La NOS rapporte que, cette année “Il semble que la période de grande émotion autour du festival pour enfants typiquement néerlandais soit terminée, alors qu'il a longtemps semblé qu'il n'y aurait jamais de solution,” et que “Sinterklaas est redevenu un moment de plaisir plutôt que de conflit.” En effet, il y a comparativement eu moins de démonstrations, et de violences pendant les démonstrations en 2023, et alors que dans les années précédentes, l’interdiction des parades de traditionelles de Sinterklaas par certaines municipalités à suscité encore plus manifestations, cette effet n'a pas été noté cette année.

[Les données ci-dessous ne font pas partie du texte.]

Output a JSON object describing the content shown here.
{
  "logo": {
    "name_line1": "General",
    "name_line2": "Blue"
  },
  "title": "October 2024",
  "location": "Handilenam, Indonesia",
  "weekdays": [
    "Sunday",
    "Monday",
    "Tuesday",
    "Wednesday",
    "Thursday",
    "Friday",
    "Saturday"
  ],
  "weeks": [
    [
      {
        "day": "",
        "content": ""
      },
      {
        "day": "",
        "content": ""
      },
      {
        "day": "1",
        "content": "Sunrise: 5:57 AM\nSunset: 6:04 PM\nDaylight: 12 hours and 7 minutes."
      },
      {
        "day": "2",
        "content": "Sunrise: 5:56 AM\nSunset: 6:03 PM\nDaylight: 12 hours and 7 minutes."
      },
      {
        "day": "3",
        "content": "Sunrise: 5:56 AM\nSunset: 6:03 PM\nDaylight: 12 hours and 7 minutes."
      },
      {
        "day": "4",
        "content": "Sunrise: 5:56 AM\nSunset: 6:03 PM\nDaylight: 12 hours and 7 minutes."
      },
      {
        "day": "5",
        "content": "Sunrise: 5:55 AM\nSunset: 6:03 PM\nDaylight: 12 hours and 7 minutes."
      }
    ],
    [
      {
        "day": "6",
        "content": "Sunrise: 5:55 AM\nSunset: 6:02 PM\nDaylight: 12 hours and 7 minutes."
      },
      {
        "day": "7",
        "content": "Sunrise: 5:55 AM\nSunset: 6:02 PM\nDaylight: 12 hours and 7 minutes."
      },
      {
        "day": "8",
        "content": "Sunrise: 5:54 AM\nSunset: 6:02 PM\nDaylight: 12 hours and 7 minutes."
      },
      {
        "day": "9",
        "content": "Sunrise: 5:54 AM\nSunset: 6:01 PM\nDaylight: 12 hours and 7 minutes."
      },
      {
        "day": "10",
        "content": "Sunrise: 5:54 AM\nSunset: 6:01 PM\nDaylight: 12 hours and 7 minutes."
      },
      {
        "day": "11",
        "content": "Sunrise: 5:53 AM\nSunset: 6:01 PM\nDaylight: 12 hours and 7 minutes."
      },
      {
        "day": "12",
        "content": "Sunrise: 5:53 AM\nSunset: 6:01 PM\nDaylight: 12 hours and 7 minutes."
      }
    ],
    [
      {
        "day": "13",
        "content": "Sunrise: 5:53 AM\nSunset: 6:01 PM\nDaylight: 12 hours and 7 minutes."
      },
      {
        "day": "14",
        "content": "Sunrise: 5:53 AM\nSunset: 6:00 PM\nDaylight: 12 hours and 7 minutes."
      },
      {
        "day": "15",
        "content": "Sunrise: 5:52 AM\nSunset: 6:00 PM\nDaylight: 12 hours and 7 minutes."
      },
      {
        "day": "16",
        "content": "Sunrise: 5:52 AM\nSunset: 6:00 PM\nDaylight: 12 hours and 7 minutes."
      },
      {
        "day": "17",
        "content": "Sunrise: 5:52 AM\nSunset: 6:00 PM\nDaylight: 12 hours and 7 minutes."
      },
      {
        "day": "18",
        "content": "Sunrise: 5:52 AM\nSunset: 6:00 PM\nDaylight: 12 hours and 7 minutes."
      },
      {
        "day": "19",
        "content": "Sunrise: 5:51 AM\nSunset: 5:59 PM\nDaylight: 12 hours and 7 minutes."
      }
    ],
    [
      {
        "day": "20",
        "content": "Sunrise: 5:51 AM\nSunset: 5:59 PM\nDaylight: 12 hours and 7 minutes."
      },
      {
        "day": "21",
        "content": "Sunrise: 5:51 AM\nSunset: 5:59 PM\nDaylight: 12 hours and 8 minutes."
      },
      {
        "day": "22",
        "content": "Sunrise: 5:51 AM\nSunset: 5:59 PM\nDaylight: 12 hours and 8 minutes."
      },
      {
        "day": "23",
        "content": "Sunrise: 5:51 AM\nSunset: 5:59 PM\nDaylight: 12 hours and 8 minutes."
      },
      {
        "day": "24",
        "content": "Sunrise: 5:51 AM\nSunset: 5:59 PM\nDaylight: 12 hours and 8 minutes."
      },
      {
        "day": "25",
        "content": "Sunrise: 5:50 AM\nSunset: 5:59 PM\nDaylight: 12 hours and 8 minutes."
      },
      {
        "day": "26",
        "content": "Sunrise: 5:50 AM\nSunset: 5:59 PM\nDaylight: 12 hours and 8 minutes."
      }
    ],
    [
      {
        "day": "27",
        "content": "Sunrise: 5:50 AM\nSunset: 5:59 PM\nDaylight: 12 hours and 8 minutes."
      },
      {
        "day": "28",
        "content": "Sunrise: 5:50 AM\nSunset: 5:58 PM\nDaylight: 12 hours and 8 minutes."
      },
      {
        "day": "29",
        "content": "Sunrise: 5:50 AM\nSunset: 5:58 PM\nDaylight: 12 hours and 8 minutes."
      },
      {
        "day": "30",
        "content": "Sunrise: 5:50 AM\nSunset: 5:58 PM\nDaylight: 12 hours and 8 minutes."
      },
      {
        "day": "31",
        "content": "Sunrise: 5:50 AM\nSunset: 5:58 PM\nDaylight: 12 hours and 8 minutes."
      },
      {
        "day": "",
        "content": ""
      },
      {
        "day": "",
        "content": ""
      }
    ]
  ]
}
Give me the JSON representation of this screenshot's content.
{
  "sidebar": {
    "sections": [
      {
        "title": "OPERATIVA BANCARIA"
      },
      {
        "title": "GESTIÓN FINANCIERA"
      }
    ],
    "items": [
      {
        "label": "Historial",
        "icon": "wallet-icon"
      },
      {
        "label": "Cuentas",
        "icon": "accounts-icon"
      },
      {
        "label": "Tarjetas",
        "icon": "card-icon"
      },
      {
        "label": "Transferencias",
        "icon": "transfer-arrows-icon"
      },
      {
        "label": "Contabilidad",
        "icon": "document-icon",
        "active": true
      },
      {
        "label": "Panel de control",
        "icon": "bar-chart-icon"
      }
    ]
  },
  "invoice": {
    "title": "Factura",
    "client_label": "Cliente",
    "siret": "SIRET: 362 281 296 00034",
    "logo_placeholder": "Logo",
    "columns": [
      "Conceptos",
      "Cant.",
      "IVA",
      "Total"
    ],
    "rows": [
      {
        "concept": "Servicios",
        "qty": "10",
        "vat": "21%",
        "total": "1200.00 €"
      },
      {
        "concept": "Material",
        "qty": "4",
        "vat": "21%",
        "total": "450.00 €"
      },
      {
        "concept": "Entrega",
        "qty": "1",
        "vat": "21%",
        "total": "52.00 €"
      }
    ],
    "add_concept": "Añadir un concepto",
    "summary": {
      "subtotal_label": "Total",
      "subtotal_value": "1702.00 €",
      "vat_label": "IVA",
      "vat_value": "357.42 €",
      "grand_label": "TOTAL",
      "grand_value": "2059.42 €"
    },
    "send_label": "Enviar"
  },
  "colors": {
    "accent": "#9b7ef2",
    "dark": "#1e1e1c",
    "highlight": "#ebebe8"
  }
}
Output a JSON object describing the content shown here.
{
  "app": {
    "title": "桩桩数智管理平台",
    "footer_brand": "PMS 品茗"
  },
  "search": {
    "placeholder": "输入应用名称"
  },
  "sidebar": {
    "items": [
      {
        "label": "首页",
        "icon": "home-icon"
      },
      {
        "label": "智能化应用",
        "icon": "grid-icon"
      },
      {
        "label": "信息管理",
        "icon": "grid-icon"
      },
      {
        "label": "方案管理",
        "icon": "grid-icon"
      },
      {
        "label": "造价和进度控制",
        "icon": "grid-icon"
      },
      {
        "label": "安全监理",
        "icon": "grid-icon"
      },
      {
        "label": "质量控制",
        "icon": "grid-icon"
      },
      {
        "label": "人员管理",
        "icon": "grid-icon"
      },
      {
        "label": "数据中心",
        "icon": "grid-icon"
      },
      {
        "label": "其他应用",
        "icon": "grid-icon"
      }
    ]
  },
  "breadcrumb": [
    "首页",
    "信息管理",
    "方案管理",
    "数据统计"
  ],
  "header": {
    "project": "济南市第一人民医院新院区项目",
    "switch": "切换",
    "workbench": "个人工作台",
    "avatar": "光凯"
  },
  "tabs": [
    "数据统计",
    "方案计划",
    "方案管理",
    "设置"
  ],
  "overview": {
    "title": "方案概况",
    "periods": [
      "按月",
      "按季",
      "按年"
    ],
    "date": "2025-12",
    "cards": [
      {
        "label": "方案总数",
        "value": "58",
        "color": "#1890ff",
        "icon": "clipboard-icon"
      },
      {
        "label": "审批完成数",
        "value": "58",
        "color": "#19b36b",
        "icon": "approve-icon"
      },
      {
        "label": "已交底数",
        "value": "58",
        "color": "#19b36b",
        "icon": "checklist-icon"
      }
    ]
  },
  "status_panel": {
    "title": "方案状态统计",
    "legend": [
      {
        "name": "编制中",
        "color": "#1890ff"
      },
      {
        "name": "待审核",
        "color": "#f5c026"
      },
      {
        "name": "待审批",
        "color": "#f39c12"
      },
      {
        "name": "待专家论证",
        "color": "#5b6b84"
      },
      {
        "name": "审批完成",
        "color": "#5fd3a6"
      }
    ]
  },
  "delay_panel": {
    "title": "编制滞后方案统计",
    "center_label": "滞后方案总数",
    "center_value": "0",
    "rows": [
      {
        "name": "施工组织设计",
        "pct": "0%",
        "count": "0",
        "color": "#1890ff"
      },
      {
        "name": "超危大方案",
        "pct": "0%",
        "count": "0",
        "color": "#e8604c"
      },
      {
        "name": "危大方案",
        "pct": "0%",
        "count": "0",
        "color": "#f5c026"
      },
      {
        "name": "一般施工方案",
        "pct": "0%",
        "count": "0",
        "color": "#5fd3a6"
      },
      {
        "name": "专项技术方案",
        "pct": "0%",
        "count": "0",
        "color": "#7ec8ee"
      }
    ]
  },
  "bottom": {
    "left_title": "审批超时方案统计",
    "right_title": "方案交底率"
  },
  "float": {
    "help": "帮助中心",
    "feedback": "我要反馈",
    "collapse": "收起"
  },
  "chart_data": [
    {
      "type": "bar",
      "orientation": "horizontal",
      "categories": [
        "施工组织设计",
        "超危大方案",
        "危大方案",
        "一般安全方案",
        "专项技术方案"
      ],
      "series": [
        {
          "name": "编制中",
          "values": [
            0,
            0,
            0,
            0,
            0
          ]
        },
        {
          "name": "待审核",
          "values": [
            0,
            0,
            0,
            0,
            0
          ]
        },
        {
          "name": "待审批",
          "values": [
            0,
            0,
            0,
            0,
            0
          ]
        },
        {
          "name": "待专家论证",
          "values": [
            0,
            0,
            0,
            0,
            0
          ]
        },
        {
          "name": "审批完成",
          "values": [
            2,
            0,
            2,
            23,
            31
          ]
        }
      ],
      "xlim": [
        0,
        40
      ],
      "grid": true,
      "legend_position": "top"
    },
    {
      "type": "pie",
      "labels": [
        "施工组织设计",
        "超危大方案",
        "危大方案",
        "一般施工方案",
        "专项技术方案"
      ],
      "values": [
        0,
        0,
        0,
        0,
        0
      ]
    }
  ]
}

Pas totalement sortie de l’auberge
Cela ne veut cependant pas dire que le pays est totalement apaisé. AD rapporte que la police a été contrainte d'intervenir lorsque des manifestants KOZP ont été la cible de feux d'artifice, d'œufs et de tomates de la part de militants pro-Zwarte Piet lors de la parade de Sinterklaas dans la ville de De Lier, en Westland, dans la région d’Hollande méridionale. Le maire a finalement déclaré un ordre d'urgence en raison des manifestations, des policiers ont maintenu les deux groupes à l'écart. Ils ont utilisé des boucliers et des matraques, et neuf personnes ont été arrêtées.
Plusieurs défilés ont été annulés par les municipalités car elles considèrent que le risque que les manifestations tournent à la violence est toujours trop élevé. Par exemple, des centaines de personnes se sont réunies dans un groupe WhatsApp avec pour sujet d’arrêter les manifestants contre le Zwarte Piet aux entrées d'Opheusden et de Dodewaard, selon AD.
Dans la province d'Overijssel, la municipalité a décidé qu'il n'y aurait pas de défilé de Sinterklaas cette année, en raison des émeutes qui se sont produites l'année dernière, selon NL Times. La procession annuelle du village d'Enter, dans l'Overijssel, a aussi été annulée parce que le maire craignait des troubles entre les partisans des Piet à visage noir et les militants antiracistes, selon Dutch News. À Rijswijk, le maire local Huri Sahin a refusé d'accorder une licence à un défilé alternatif de Sinterklaas mettant en scène des Piets au visage noir parce que "l'ordre public ne pouvait pas être garanti."
La lumière au bout du tunnel
Jerry Afriyie, activiste néerlandais et le leader du groupe d'action Kick Out Zwarte Piet, explique à la que NOS: "En 2011, nous nous sommes donné 15 ans, jusqu'en décembre 2025. Il reste donc encore deux ans. Mais nous continuerons jusqu'à ce que tout soit terminé. Chaque municipalité qui a encore un Black Pete est une municipalité de trop. Un peu de racisme reste du racisme." L’association continuera donc sa lutte contre l’utilisation du black-face dans la représentation de Zwarte Piet dans les deux années à venir au moins. Le risque de contre-manifestations reste donc présent aussi, même si l’opinion publique change, et une majorité de Néerlandais sont aujourd’hui favorable à d'autres représentations du personnage.
À noter pourtant, cette année, 89 pour cent des néerlandais surveillés par Statista ne trouvent pas que Zwarte Piet est offensif. De nombreuses personnes qui ont changé d'avis cette année ont déclaré qu'elles étaient désormais favorables à la modification de l'apparence de Piet afin de ‘maintenir la paix’. Ainsi, il semblerait que beaucoup voudraient simplement compromettre pour clore le débat. La radio néerlandaise cite aussi l'anthropologue social Balkenhol disant que "Je pense que la bataille a été largement gagnée et que nous avons maintenant de plus en plus une fête de Saint-Nicolas que nous pouvons célébrer tous ensemble. Les traditions changent toujours, y compris celle de Saint-Nicolas. Mais la fête ne disparaîtra pas.” Entre-temps, les valeurs fondamentales de cette fête pour enfants - la convivialité, les cadeaux, les surprises et les poèmes - semblent rester intactes.